Access to Justice for Whānau, Hapū, Iwi
Developing digital content to educate and support Iwi and Māori social service providers and legal practitioners to support whanau working with Oranga Tamariki – Ministry for Children and the Family Court
About the project
Māori continue to be over-represented in the care and protection system. While only 16.5% of the population, Tamariki Māori represent 69% of the children in the custody of the Chief Executive of Oranga Tamariki as at June 2019. The need to involve the wider whānau, hapū and iwi in legal processes is essential from a Māori perspective and consistent with the Oranga Tamariki Outcomes Framework. However, the system has been described by Māori as lacking adequate understanding of whānau, hapū and iwi, and as disempowering. Families before the court often lack an understanding of the complexities of the court system, have poor communication with agents of the court and lawyers, feel powerless and unable to voice their concerns or needs.

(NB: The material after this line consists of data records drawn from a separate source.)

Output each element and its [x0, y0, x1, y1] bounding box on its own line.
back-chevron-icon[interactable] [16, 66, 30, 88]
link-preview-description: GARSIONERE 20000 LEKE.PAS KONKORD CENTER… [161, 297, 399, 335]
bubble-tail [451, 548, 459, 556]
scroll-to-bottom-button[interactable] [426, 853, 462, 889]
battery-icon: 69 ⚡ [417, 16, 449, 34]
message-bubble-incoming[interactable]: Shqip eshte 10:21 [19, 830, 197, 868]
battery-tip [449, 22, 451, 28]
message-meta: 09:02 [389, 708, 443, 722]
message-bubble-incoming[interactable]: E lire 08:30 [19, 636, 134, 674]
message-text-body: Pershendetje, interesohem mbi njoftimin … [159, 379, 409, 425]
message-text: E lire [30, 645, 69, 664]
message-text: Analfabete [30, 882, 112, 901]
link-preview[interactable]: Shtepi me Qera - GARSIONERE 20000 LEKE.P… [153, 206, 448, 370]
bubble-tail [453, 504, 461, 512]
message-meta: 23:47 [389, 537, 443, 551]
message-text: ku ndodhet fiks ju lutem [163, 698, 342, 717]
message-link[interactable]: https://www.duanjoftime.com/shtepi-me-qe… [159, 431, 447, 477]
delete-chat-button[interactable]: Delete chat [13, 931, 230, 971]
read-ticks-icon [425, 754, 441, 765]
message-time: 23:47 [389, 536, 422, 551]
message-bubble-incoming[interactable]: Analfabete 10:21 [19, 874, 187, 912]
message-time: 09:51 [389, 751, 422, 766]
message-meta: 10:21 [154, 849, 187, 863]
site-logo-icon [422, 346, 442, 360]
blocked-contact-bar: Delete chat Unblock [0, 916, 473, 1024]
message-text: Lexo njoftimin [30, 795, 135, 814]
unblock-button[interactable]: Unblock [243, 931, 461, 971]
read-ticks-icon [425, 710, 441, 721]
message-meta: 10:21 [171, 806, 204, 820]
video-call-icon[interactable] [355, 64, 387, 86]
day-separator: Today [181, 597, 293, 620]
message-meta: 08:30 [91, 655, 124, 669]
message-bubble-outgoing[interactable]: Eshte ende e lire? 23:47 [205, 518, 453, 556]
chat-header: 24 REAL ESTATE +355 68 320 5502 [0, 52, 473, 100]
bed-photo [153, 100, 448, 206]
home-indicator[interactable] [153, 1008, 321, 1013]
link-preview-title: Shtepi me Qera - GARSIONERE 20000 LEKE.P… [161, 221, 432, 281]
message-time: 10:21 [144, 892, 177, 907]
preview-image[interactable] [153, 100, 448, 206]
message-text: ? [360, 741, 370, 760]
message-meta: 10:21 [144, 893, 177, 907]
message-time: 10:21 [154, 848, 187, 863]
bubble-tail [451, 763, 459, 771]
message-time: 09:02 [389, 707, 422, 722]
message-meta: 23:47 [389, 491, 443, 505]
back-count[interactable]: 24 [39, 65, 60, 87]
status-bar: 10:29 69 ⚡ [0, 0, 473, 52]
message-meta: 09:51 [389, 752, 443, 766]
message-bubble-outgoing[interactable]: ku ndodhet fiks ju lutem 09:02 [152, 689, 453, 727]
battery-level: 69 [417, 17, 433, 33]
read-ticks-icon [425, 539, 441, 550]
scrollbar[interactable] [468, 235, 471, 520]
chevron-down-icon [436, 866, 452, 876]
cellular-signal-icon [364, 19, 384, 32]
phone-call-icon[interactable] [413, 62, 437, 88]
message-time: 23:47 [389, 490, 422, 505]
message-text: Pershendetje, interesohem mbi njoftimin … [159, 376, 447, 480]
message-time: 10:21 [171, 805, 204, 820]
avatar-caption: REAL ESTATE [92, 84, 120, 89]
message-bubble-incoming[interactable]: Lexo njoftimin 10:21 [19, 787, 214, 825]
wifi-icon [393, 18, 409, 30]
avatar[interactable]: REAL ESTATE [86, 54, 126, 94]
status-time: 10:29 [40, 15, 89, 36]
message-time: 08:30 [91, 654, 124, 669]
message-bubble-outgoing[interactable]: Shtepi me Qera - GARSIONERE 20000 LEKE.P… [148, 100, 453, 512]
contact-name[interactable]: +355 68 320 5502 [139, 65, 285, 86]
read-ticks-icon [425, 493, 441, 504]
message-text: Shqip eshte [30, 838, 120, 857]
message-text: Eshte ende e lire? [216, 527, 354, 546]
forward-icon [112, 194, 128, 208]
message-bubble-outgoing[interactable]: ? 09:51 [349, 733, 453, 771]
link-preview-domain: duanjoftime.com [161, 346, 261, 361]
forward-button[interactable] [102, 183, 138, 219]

One of the key barriers to tamariki Māori maintaining their place within, and connection to, their whānau, hapū and iwi is that whānau are not equipped to participate constructively or effectively in decision-making regarding their tamariki. It falls to legal practitioners and advocates to support and inform whanau of their rights and responsibilities in the legal system. This project will create digital content to educate and strengthen the knowledge and skills of legal practitioners and social service providers that work with whanau. This legal information and training is designed to support lawyers and iwi providers to ensure whānau are informed and can actively engage with the care and protection process, including within the Family Court.
$50,000 over six months
About Te Korimako Legal Education
Established in 2017, Te Korimako is an initiative to train and educate Iwi, legal and social service providers to assist whānau who come to the attention of Oranga Tamariki to participate in the care and protection process, including within the Family Court.
For more information see the Te Korimako Legal Education Facebook page.
Tania Williams Blyth is of Ngāti Pukenga and Te Arawa (Tapuika and Waitaha) descent. She is a senior family lawyer who has appeared as counsel in the Family Court since 1999. She has carried out research in relation to whānau experience of involvement with Oranga Tamariki as well as whānau experience of care and protection proceedings in the Family Court.
The Te Korimako Legal Education kaupapa is supported by and delivered with the assistance of Family Court judges, legal practitioners, advocates and academics.